Right Click on your solution and Add a new project. This time we will use the “Class Library (.NET Standard)” template and call it “Logic”. Change the code in “library.fs” to:

namespace Logic

module Say =
    let hello name =
        "Hello " + name

We now need to call our new “portable” code.

Add reference

Back in our entry point project (MyAddIn) add the new project “Logic” as a reference and change the code in “Library1.fs” to use the function from our .NET Standard library instead:

module MyAddIn

open ExcelDna.Integration
open Logic.Say

[<ExcelFunction(Description="My first .NET function")>]
let HelloDna name = hello name

Create the test project

Finally, we will create a test project to test our business logic code.

Add xUnit Project

This time we choose the xUnit Test Project (.NET Core) and call it “Logic.Test”.
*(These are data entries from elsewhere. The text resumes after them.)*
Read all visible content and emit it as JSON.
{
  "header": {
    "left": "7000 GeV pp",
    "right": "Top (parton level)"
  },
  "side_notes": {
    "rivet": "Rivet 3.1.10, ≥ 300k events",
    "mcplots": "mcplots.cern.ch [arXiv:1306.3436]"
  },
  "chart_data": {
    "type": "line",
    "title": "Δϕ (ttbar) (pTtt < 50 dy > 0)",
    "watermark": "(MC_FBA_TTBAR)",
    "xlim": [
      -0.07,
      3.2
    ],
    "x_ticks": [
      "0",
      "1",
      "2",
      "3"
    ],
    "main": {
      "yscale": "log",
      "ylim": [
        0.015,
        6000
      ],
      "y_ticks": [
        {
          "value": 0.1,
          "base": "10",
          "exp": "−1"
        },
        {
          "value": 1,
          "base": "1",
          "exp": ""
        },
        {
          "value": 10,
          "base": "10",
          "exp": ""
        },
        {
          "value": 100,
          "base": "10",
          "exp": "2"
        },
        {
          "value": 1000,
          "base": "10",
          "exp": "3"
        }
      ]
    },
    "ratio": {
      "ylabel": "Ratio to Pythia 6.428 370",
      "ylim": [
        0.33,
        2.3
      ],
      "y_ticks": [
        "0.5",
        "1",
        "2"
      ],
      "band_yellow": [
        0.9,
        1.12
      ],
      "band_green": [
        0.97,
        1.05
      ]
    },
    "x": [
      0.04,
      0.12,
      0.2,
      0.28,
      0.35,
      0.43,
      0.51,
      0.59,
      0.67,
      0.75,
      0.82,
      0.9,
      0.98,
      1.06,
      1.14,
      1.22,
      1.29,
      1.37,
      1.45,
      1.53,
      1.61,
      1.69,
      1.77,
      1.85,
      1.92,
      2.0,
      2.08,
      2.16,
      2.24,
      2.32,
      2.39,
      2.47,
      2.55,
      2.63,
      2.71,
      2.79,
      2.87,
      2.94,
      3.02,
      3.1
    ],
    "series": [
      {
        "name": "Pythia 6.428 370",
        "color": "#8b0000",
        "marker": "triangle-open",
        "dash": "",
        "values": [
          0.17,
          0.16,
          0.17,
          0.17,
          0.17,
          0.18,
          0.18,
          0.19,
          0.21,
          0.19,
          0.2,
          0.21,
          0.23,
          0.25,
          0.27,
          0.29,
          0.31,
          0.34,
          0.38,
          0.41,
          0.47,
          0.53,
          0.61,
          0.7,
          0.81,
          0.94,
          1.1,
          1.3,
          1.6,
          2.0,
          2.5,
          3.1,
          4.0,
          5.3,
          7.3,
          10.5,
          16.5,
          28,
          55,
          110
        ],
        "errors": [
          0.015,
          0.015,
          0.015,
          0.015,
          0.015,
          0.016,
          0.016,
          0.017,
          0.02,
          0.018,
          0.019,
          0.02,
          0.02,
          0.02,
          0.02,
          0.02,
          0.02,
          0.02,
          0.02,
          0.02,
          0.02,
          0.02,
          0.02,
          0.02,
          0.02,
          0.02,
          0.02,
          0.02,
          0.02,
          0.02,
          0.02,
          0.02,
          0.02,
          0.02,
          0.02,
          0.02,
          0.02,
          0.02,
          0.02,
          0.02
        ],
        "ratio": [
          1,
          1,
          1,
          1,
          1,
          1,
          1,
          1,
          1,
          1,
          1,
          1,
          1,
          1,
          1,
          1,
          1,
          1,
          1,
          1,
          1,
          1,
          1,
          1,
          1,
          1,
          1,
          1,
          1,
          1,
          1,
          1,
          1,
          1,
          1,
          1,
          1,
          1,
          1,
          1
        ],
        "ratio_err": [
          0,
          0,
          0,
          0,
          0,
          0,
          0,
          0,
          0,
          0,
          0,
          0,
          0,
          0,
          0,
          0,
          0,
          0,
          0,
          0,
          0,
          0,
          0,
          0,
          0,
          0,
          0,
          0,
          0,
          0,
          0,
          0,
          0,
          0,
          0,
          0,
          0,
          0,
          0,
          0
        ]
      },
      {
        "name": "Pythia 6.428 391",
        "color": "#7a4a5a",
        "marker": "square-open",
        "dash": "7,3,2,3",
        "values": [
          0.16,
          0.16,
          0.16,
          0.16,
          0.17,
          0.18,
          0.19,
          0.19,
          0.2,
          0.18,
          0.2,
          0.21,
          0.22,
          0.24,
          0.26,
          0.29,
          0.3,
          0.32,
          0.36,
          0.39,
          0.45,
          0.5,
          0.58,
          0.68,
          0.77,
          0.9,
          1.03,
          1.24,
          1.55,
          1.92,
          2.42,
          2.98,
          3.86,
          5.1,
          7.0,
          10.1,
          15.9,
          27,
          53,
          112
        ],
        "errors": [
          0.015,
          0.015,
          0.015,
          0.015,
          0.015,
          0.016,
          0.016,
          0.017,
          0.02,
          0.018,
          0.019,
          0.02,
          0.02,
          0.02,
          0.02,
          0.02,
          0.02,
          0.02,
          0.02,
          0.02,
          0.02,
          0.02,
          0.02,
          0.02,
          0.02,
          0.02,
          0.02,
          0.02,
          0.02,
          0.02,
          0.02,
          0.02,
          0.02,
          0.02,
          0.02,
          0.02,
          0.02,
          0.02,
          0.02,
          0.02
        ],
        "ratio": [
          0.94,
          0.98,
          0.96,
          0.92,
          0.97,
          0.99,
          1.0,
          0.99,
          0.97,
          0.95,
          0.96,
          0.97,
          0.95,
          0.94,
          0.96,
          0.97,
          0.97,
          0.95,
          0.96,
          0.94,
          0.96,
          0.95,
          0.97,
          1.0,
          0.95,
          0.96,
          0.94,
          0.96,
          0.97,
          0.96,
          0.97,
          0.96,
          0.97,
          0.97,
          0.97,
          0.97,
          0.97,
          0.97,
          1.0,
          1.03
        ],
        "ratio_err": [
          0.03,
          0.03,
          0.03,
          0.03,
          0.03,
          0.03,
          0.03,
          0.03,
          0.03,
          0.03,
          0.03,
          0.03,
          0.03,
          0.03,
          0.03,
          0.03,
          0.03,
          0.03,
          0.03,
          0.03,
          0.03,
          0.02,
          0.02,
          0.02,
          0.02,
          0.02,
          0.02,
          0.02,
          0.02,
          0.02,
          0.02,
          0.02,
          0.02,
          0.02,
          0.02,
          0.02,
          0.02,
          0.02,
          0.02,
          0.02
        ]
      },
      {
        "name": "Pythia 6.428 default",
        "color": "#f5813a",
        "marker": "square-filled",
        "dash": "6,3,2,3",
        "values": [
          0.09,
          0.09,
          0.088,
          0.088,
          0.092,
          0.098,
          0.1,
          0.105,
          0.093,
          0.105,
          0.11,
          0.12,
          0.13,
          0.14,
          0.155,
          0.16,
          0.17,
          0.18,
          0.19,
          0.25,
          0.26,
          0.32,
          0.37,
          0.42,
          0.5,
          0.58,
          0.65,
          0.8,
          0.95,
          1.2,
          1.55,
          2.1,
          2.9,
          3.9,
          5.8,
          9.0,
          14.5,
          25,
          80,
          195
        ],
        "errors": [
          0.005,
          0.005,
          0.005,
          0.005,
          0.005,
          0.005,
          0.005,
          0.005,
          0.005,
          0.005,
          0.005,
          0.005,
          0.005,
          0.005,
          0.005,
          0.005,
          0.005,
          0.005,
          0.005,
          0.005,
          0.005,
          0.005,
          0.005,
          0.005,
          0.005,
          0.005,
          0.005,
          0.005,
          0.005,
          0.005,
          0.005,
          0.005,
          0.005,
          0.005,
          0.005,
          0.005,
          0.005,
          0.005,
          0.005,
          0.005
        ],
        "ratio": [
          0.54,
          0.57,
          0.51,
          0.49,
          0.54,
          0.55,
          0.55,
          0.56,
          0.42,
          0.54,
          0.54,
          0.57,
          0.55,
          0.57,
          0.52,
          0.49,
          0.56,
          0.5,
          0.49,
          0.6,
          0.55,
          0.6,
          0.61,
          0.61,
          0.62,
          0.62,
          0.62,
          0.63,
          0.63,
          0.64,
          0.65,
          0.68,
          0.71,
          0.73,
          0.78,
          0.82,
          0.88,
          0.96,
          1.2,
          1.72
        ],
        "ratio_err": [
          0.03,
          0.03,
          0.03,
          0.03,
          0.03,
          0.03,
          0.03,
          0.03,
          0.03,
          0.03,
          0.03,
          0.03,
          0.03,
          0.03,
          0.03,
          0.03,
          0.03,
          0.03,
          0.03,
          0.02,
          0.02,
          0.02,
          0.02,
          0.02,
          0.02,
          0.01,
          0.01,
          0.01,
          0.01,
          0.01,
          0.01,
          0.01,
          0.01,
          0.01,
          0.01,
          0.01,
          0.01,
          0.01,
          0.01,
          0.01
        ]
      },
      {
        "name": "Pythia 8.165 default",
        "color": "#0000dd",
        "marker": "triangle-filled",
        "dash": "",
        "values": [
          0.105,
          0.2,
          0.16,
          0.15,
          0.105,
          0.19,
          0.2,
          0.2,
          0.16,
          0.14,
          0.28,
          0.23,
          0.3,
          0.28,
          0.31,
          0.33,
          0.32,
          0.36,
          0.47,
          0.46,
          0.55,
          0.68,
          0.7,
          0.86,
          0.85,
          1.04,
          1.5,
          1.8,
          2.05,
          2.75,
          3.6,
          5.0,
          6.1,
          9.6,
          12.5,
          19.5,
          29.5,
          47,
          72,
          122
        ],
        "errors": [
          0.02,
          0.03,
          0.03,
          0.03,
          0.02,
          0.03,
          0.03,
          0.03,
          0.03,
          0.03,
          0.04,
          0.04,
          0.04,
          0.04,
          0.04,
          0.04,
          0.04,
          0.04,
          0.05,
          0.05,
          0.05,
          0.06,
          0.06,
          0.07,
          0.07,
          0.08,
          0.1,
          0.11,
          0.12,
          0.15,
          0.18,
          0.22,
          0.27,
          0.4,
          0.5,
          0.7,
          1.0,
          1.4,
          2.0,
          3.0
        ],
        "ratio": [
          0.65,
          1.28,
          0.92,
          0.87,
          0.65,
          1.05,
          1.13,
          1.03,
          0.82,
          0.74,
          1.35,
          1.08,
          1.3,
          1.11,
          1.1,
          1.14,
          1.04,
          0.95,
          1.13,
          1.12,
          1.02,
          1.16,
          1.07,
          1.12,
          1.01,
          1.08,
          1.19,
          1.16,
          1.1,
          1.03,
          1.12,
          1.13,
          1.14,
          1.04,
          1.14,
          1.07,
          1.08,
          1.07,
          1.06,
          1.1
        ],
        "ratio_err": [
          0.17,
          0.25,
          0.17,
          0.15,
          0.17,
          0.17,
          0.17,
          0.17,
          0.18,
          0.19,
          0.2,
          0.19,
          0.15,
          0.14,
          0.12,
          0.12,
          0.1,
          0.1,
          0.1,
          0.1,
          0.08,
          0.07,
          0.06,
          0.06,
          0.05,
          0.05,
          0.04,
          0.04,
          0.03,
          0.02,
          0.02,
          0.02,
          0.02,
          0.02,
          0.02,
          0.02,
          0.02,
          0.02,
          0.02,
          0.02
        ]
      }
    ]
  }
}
Again, we add “Logic” as a reference to it and we change the test code in “Tests.fs” to:

module Tests

open System
open Xunit
open Logic.Say

let ``My test`` () =
    Assert.Equal("Hello jon", hello("jon"))

Tests Pass

Right click on the project select “Run Tests”. The Test explorer will appear and show the test passing.


In this post we have seen how to create a simple Excel add-in using F#. We have also learned how to split out our code into a more portable library to allow for future re-use in other projects.

Although this post uses Visual Studio 2019 on Windows (as Excel-DNA is windows only) the quality of the tooling being built by Microsoft .NET Core is also very impressive and well worth a look. I am excited to delve deeper into the ecosystem and start using F# in data projects.